I know that $\phi\vee\psi$ is equivalent to $\text{~}\phi\rightarrow\psi$, and so what I'm really trying to derive is $\text{~}\square(\square P\rightarrow\square Q) \rightarrow\square(\square Q\rightarrow\square P)$ (which is equivalent to $\lozenge\text{~}(\square P\rightarrow\square Q) \rightarrow\square(\square Q\rightarrow\square P)$), but I'm not sure what steps I'd have to take to reach this.
Your help would be appreciated.
(in S5 I have the axioms
$\square(\phi\rightarrow\psi)\rightarrow (\square\phi\rightarrow\square\psi)$
$\square\phi \rightarrow \phi$
$\lozenge\square\phi\rightarrow\square\phi$
as well as the rules modus ponens ($\phi$, $\phi\rightarrow\psi$ $\vdash \psi$) and necessitation ($\phi$ becomes $\square\phi$)).
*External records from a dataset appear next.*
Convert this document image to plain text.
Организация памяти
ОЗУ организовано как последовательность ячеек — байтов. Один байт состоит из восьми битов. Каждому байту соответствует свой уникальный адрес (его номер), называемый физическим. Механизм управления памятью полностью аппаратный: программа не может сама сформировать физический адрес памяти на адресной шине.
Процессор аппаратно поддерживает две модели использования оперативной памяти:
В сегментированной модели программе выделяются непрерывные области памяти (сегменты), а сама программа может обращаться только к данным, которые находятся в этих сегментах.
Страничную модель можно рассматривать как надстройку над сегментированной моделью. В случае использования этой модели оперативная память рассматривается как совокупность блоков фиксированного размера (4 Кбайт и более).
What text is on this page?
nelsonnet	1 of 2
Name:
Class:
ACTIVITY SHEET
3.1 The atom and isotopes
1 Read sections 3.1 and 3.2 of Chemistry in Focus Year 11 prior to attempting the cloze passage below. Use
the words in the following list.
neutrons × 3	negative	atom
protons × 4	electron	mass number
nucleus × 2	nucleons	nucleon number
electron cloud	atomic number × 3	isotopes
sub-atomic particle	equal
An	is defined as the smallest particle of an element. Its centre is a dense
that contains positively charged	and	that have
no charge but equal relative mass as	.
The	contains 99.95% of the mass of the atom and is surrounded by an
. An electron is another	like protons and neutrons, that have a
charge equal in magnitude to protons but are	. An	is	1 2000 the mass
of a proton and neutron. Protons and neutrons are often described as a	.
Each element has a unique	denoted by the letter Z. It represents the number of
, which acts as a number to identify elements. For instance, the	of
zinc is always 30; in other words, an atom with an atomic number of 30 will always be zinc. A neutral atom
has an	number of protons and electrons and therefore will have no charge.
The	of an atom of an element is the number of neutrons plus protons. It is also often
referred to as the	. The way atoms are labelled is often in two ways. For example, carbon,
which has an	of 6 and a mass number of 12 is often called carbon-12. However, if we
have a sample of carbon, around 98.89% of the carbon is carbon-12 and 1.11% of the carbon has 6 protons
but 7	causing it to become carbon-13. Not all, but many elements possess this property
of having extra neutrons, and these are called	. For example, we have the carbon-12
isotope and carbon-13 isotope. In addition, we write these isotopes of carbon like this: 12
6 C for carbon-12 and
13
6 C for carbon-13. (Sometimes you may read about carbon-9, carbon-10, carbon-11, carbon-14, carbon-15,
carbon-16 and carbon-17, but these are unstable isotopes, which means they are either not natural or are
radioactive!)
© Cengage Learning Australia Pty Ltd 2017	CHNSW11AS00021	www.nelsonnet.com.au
EDIT: here are the approaches that I've considered so far:
As above, I know that what I need to prove is of the form:
$\lozenge\text{~}(\square P\rightarrow\square Q) \rightarrow\square(\square Q\rightarrow\square P)$
I've tried working back from this to get to something more familiar that I would know how to prove, but without much success.
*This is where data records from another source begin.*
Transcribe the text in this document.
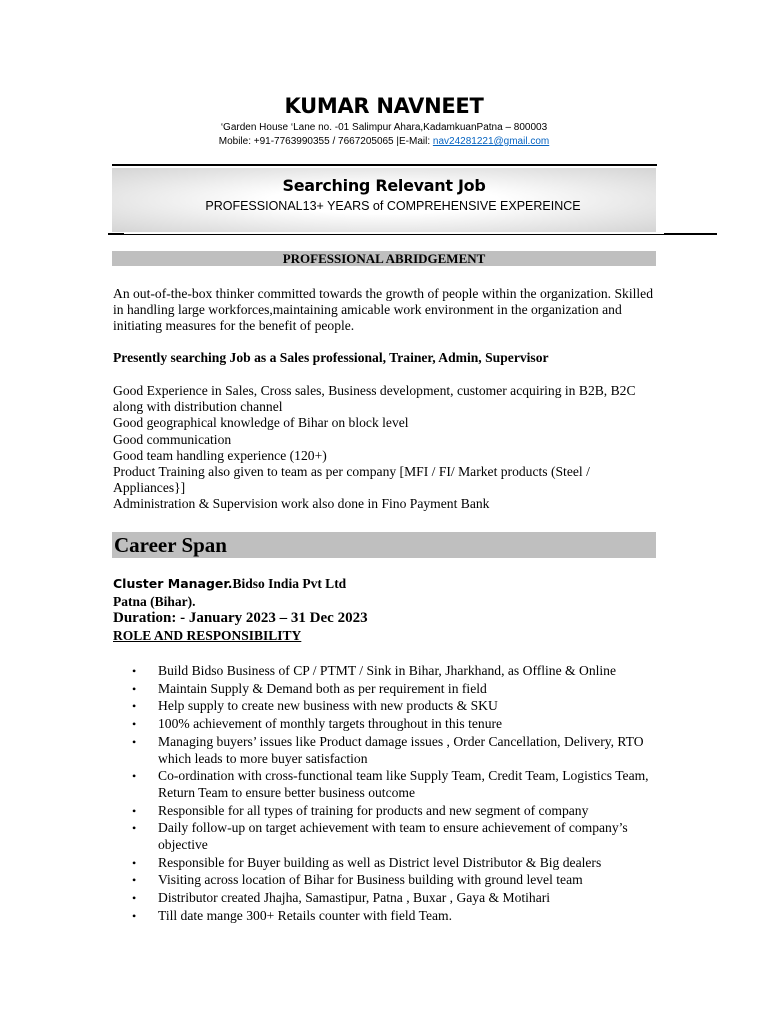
KUMAR NAVNEET
‘Garden House ‘Lane no. -01 Salimpur Ahara,KadamkuanPatna – 800003
Mobile: +91-7763990355 / 7667205065 |E-Mail: nav24281221@gmail.com
Searching Relevant Job
PROFESSIONAL13+ YEARS of COMPREHENSIVE EXPEREINCE
PROFESSIONAL ABRIDGEMENT
An out-of-the-box thinker committed towards the growth of people within the organization. Skilled in handling large workforces,maintaining amicable work environment in the organization and initiating measures for the benefit of people.
Presently searching Job as a Sales professional, Trainer, Admin, Supervisor
Good Experience in Sales, Cross sales, Business development, customer acquiring in B2B, B2C along with distribution channel
Good geographical knowledge of Bihar on block level
Good communication
Good team handling experience (120+)
Product Training also given to team as per company [MFI / FI/ Market products (Steel / Appliances}]
Administration & Supervision work also done in Fino Payment Bank
Career Span
Cluster Manager.Bidso India Pvt Ltd
Patna (Bihar).
Duration: - January 2023 – 31 Dec 2023
ROLE AND RESPONSIBILITY
• Build Bidso Business of CP / PTMT / Sink in Bihar, Jharkhand, as Offline & Online
• Maintain Supply & Demand both as per requirement in field
• Help supply to create new business with new products & SKU
• 100% achievement of monthly targets throughout in this tenure
• Managing buyers’ issues like Product damage issues , Order Cancellation, Delivery, RTO which leads to more buyer satisfaction
• Co-ordination with cross-functional team like Supply Team, Credit Team, Logistics Team, Return Team to ensure better business outcome
• Responsible for all types of training for products and new segment of company
• Daily follow-up on target achievement with team to ensure achievement of company’s objective
• Responsible for Buyer building as well as District level Distributor & Big dealers
• Visiting across location of Bihar for Business building with ground level team
• Distributor created Jhajha, Samastipur, Patna , Buxar , Gaya & Motihari
• Till date mange 300+ Retails counter with field Team.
Taking the contrapositive certainly doesn't work because you just end up with the same thing but with Q and P swapped.
I could start by taking $(P\rightarrow Q) \rightarrow(\text{~}Q\rightarrow \text{~}P)$ (true by propositional logic (it's just the contrapositive)), then applying necessitation and the first axiom gives $(\square P\rightarrow\square Q) \rightarrow(\square \text{~}Q\rightarrow\square \text{~}P)$, but I can't see any obvious way to proceed from here.
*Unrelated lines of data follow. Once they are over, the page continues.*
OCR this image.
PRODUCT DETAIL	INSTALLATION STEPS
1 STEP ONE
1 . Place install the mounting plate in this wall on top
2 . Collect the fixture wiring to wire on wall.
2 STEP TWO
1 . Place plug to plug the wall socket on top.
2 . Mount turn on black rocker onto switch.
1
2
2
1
I could also start by saying that $(\square P\rightarrow\square Q) \rightarrow(\text{~}\square Q\rightarrow\text{~}\square P)$, but again I see no obvious way to proceed because the negations make things more difficult.
I'm really at a loss as to how to actually approach this, so even just helping tell me how I get started would help a lot.